Does the description disclose side effects, auth requirements, rate limits, or destructive behavior?

The description adds value beyond the idempotentHint annotation by explaining that the default is idempotent and fast, and providing a time estimate (~10ms per entity). It also clarifies the effect of force=true, giving the agent a clear behavioral model.

Agents need to know what a tool does to the world before calling it. Descriptions should go beyond structured annotations to explain consequences.

Conciseness5/5

Is the description appropriately sized, front-loaded, and free of redundancy?

The description consists of two concise sentences, front-loading the primary purpose and efficiently conveying the key details about behavior and performance. No unnecessary words.

Shorter descriptions cost fewer tokens and are easier for agents to parse. Every sentence should earn its place.

Completeness5/5

Given the tool's complexity, does the description cover enough for an agent to succeed on first attempt?
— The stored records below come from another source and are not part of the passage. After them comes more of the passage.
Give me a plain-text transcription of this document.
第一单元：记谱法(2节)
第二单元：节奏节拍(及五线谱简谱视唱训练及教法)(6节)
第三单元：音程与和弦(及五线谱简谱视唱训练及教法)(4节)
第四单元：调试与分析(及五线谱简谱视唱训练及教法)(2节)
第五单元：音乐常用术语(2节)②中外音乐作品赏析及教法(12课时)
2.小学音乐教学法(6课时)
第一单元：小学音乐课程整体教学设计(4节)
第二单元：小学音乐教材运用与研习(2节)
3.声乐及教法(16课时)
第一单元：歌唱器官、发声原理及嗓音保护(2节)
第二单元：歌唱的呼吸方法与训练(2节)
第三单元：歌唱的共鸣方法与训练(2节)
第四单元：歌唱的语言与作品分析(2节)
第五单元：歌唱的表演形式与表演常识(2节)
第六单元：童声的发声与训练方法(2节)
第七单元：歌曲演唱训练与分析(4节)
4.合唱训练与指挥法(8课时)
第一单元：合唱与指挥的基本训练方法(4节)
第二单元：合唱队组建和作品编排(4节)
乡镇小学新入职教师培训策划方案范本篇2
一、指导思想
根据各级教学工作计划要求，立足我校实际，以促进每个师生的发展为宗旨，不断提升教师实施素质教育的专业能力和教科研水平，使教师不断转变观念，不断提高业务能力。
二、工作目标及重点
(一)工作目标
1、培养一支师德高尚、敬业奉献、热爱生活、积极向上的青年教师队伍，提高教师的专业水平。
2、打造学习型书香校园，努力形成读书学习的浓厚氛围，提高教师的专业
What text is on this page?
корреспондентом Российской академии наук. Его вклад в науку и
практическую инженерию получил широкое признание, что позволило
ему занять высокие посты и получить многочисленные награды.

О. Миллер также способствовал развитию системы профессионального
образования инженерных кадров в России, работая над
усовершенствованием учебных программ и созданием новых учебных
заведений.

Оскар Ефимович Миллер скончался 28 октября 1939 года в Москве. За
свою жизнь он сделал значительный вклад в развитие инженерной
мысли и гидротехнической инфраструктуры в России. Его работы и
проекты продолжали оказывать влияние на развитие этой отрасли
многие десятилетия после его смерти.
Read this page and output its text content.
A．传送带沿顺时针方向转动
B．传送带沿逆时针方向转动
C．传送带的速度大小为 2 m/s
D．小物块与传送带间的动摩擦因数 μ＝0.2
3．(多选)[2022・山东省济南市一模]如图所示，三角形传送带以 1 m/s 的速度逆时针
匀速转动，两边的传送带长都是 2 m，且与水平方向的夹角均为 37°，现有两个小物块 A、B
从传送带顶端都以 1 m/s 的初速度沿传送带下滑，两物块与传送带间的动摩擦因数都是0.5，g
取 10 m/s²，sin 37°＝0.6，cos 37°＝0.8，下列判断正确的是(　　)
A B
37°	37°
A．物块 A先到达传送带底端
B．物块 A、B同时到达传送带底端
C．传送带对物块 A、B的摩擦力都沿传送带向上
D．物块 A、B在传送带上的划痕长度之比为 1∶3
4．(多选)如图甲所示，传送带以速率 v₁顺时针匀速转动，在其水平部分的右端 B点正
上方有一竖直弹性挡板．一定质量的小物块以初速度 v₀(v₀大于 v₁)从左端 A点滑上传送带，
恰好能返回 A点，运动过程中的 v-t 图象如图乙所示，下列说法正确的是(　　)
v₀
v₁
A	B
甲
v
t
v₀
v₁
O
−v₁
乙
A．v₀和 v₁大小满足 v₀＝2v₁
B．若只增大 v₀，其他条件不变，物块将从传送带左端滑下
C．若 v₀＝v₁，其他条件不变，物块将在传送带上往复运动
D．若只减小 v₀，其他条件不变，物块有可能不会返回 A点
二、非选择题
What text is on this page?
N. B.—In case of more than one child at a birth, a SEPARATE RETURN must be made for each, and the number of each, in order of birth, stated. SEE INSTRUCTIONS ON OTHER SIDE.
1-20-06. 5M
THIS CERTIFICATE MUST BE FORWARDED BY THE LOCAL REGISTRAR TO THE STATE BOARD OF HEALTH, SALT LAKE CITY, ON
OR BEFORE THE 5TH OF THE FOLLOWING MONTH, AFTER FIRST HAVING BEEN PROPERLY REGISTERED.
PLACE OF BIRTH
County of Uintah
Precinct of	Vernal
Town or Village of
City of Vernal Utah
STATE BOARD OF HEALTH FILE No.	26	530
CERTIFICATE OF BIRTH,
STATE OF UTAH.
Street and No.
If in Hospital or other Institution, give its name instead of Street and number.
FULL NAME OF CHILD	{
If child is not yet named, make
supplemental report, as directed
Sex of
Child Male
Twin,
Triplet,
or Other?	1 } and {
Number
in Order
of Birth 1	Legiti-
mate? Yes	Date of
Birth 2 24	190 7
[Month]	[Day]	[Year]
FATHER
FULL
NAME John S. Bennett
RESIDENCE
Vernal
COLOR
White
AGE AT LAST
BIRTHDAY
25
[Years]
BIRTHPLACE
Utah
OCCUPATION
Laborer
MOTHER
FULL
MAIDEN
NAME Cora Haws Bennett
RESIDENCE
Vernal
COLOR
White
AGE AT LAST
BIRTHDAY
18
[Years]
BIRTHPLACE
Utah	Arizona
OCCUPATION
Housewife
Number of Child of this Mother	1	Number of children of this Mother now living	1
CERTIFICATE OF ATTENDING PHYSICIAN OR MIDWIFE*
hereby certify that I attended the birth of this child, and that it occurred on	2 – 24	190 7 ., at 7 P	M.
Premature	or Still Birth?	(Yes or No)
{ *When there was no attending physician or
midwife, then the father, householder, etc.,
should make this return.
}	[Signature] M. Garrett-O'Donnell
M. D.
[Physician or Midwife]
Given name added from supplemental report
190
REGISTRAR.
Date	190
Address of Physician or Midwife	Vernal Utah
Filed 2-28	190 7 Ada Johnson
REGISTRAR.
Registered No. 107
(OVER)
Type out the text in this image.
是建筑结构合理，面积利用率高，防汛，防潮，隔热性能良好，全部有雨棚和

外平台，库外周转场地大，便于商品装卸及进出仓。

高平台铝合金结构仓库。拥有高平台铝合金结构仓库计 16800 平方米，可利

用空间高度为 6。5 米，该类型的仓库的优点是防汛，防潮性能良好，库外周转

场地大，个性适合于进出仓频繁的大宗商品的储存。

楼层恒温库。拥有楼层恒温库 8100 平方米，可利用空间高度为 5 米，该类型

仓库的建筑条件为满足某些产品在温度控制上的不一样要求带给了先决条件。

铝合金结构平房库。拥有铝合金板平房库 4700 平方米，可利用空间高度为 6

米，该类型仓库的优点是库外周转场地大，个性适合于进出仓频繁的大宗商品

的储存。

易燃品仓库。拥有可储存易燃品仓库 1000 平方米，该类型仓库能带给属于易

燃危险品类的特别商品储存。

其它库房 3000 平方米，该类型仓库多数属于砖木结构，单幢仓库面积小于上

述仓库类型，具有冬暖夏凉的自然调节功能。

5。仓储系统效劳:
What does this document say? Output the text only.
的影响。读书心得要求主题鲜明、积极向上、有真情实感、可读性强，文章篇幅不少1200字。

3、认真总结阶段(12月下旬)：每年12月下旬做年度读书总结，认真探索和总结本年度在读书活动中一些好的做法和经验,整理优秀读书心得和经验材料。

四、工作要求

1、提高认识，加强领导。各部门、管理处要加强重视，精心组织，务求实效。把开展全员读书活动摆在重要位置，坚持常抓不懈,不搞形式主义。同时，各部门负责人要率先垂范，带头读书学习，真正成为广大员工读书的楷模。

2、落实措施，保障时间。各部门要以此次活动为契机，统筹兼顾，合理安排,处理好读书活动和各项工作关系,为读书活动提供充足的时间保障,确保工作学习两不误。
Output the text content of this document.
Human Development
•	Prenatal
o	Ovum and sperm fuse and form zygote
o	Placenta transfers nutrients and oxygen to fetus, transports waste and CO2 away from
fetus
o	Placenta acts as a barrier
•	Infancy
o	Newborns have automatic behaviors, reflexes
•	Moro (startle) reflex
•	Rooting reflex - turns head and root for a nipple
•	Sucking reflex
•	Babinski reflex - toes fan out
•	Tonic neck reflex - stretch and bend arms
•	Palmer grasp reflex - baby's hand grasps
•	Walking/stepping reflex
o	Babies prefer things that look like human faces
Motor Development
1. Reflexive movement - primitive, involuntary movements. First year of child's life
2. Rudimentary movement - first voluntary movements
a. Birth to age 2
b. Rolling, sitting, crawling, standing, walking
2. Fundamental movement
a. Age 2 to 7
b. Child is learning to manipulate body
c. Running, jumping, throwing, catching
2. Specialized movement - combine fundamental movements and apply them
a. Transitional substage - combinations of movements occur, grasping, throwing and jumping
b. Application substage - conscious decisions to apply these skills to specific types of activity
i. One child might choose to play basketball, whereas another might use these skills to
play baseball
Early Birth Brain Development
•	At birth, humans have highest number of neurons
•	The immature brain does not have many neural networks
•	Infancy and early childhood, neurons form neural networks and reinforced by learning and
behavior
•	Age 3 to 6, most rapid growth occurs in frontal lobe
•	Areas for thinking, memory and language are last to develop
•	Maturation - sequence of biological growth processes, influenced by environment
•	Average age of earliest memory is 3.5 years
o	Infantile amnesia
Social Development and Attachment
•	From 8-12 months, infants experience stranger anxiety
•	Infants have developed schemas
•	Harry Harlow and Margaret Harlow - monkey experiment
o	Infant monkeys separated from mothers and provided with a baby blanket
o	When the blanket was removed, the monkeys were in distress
For a simple tool with a single parameter and no output schema, the description covers the purpose, default vs. forced behavior, use case, and performance estimate. It is complete and self-contained.

Complex tools with many parameters or behaviors need more documentation. Simple tools need less. This dimension scales expectations accordingly.

Parameters4/5

Does the description clarify parameter syntax, constraints, interactions, or defaults beyond what the schema provides?

The input schema already describes the parameter with a default and a brief description. The tool's description adds meaningful context by explaining when to set force=true (after recipe changes), which goes beyond the schema's description.

Input schemas describe structure but not intent. Descriptions should explain non-obvious parameter relationships and valid value ranges.

Purpose5/5

Does the description clearly state what the tool does and how it differs from similar tools?

The description clearly states the tool's action ('Regenerate semantic-search embeddings for entities') and specifies the default behavior (only missing embeddings) versus the forced re-embed mode. This distinguishes it from other sibling tools by focusing on a specific operation.

Agents choose between tools based on descriptions. A clear purpose with a specific verb and resource helps agents select the right tool.

Usage Guidelines4/5

Does the description explain when to use this tool, when not to, or what alternatives exist?

The description provides explicit context for when to use force=true ('after changing the embed-text recipe'), indicating a clear usage scenario. However, it does not mention when to avoid the tool or compare it to alternatives among siblings.

Agents often have multiple tools that could apply. Explicit usage guidance like "use X instead of Y when Z" prevents misuse.